Genre is a word we use when we want to classify things, to note the similarities and differences between kinds of writing. But we don’t identify genres solely by their formal markers. For instance, memoranda use a specific sort of header, and lab reports typically have commonly used section headings. But it’s not the header that makes a memorandum a genre (or subgenre); it’s not the section headings that make a lab report a genre (or subgenre). In other words, the formal features or markers don’t define the genre, although they are often helpful signals. Rather, it’s a situation in which the memorandum or the lab report typically recurs, and it’s also the fact that such situations seem to call repeatedly for a kind of writing that answers the needs of that situation. We begin to classify a kind of writing as a genre when it recurs frequently enough and seems to perform the same functions in recurring situations.

As you may have already guessed, the recurring situation that calls for a genre is within a discourse community. Beaufort describes discourse communities as “owning” particular texts (180). For Beaufort, what makes genres distinct from one another are their features, which include the following:

  • rhetorical purposes (audience, purpose, and context)
  • typical content
  • structural features
  • linguistic features (on the level of language)

Genres in Academic Discourse Communities

John Swales in his book Genre Analysis, shares the results of his studying academic texts. Specifically, he identifies features in the genre of a specific type of research article he examined. The following are a few of his findings:

Rhetorical purposes. Generally, for all of the research articles Swales studied the audience is other scholars and experts in the academic discourse community and the purpose is to inform, possibly secondarily to persuade.

Typical content. Swales goes into great detail describing the typical content of these scholarly research articles’ introductions. He develops a model that he calls Create a Research Space (CARS), and he discusses three moves each introduction makes (141). The first move is establishing a territory in which the article’s author generally discusses the topic and cites previous research. The second move is what Swales calls establishing a niche, which is where the author might go against or counter the other research, identify a gap in the research about the topic, raise questions, or add to the research. The third move for the introductions of the scholarly research articles Swales studied is occupying the niche, which is when the authors discuss their research for their article.

Structure. All of the scholarly research articles Swales studied followed the IMRD structure, which includes the following general sections: Introduction, Methods, Results, and Discussion.

Linguistic. When it comes to particular words used in the articles Swales studied, he actually presents charts that break down the verb tenses and forms used by section of the article, as well as use of negative words. While he doesn’t study this, we can assume that each article had a ton of specialized language and vocabulary specific to that academic discipline.

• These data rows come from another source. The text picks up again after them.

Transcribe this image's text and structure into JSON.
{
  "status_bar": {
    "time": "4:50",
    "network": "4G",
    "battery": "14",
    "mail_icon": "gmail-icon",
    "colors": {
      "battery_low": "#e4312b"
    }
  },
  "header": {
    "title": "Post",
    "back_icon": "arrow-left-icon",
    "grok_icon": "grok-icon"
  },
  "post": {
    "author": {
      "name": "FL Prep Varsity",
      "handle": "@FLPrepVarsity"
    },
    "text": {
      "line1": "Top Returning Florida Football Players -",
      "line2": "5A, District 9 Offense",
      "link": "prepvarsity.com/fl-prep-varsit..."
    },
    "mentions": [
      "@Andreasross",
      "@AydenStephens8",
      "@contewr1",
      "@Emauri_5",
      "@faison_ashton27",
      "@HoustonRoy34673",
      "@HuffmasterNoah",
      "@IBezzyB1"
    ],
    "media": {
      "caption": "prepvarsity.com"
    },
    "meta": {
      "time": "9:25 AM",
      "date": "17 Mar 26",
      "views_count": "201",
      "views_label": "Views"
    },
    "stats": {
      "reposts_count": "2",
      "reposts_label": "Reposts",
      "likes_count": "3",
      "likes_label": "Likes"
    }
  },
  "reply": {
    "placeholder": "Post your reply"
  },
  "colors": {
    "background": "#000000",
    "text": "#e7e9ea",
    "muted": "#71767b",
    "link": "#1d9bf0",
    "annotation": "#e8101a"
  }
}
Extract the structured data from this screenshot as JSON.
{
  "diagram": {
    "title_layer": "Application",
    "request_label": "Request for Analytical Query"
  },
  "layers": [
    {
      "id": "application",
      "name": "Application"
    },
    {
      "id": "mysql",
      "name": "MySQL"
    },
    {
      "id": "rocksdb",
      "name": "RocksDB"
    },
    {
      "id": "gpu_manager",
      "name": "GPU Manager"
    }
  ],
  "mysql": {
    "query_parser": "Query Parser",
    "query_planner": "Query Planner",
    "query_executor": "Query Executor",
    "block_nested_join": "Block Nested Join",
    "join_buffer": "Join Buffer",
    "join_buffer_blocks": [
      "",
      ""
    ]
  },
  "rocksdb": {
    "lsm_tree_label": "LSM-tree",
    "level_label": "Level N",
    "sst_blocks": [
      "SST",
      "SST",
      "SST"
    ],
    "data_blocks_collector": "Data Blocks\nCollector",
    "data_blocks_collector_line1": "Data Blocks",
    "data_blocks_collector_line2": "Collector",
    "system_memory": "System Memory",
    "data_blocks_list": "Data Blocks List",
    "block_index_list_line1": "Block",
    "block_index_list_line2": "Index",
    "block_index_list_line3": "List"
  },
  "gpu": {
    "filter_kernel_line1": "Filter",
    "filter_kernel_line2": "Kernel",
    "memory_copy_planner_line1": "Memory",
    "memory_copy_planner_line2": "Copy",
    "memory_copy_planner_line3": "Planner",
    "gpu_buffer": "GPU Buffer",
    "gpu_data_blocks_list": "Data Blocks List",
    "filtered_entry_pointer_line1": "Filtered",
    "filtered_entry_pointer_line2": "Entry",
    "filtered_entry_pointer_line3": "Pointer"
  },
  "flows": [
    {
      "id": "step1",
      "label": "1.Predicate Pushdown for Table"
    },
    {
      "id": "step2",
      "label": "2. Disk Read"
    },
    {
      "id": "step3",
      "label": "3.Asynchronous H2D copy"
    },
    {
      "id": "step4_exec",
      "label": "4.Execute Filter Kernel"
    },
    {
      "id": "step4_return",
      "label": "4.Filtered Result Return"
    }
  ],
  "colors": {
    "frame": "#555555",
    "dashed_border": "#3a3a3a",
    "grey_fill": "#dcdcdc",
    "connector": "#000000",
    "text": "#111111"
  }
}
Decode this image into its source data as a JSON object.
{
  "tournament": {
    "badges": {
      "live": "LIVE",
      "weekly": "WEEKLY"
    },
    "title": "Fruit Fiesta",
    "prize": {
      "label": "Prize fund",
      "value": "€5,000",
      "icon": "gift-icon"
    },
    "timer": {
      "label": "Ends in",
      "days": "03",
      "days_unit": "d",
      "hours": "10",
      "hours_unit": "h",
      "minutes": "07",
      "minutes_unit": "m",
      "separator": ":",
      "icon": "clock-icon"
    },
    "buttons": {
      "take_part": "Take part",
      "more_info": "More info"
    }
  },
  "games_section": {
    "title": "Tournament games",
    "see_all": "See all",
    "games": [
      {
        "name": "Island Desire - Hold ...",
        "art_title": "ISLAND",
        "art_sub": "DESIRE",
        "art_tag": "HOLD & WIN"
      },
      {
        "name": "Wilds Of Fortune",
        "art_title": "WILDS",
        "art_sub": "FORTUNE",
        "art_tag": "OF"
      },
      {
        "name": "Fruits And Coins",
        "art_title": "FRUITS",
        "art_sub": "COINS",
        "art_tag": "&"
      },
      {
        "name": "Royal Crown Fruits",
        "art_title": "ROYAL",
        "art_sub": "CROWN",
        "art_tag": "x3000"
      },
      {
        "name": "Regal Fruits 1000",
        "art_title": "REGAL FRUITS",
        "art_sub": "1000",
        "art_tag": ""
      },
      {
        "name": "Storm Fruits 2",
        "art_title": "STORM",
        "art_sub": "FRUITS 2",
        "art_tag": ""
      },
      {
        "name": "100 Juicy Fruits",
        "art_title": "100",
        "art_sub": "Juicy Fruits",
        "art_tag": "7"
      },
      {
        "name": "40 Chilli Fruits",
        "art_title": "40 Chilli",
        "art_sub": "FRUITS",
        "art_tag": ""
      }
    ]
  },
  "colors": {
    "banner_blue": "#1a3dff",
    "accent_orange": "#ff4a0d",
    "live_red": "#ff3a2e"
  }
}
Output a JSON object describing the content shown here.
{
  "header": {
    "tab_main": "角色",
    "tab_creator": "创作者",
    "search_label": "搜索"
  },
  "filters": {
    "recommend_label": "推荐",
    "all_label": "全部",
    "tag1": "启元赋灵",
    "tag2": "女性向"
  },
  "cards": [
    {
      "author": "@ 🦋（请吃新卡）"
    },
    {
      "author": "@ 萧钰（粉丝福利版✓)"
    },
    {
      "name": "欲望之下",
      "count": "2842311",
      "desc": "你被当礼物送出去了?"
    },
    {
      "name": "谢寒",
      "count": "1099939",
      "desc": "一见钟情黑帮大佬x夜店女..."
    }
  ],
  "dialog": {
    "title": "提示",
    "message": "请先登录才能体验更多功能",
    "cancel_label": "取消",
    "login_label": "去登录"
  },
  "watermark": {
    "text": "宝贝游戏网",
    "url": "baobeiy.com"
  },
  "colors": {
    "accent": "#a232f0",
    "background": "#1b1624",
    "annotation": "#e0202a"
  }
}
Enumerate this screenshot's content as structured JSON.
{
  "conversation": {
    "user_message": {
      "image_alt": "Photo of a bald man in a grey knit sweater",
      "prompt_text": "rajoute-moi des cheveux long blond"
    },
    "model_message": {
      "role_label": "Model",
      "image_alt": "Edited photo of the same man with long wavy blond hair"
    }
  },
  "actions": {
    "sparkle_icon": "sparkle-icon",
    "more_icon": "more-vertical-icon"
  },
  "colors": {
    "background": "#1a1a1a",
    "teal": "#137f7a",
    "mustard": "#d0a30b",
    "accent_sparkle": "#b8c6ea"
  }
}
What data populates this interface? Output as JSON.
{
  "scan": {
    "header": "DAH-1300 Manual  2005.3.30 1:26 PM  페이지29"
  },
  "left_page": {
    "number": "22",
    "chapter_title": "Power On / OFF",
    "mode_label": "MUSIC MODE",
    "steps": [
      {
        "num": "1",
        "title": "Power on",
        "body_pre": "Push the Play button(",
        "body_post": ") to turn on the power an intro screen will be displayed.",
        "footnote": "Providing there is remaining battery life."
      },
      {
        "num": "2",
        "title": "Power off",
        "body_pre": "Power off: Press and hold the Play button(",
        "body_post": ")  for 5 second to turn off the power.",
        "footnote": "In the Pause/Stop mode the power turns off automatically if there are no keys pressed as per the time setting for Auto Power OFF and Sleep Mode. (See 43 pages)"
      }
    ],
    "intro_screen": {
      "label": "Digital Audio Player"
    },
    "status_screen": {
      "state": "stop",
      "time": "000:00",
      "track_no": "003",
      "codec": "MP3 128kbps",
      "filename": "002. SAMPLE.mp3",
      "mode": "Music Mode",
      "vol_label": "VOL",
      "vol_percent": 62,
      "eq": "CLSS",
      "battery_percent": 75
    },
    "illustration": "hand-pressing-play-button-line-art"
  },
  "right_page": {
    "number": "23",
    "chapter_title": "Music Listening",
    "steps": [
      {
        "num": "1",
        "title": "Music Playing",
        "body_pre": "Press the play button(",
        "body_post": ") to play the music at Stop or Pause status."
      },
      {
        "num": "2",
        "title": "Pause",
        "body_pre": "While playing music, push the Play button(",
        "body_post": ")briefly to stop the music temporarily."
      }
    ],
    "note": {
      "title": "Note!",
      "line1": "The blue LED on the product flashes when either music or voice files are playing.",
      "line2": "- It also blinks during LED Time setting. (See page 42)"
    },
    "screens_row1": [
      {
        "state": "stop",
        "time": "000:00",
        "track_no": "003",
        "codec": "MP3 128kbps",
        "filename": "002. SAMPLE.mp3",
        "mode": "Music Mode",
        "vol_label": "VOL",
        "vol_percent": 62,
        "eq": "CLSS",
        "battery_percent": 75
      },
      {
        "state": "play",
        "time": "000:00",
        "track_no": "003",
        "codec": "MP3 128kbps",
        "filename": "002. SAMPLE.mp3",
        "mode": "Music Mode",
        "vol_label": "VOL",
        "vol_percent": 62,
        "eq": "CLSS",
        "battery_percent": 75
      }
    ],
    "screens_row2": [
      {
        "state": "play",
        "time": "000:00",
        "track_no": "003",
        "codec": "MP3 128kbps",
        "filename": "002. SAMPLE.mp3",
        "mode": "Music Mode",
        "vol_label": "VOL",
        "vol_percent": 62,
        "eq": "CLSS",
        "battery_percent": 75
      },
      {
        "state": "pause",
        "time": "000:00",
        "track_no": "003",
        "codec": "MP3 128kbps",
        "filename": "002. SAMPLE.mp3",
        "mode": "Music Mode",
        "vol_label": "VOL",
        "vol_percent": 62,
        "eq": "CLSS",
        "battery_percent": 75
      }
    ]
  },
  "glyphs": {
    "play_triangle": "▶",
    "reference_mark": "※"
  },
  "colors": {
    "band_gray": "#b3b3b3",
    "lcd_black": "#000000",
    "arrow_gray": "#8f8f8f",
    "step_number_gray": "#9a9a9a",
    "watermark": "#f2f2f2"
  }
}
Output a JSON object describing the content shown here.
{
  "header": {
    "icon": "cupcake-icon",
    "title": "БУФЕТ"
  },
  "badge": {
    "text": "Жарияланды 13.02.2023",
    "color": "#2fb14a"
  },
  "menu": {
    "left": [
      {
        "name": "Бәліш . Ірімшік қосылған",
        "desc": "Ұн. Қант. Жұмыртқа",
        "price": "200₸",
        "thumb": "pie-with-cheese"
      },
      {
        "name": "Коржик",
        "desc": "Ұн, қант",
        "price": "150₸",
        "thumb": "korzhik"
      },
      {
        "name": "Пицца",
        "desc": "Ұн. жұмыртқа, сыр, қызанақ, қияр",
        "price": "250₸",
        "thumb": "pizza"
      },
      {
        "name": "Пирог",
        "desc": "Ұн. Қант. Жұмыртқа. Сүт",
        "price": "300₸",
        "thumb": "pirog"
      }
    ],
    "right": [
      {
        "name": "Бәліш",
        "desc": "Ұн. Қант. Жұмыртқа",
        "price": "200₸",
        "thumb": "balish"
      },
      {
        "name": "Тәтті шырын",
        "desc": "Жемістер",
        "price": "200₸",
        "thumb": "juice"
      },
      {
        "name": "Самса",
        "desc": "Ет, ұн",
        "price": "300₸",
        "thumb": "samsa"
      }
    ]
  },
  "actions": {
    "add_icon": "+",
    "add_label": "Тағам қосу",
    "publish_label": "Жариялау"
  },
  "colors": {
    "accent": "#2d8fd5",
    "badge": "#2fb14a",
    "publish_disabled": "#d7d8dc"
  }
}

Of course, there are many more genres of writing in academic discourse communities than the scholarly research articles Swales studied. Yet, viewing the various assignments you will write as genres that you can study will help you both when you need to write them and read them (discussed in the next chapter). Can I say “I” in this paper? Am I supposed to use passive voice? You can find answers by consulting examples of that genre in the discourse community for which you need to write.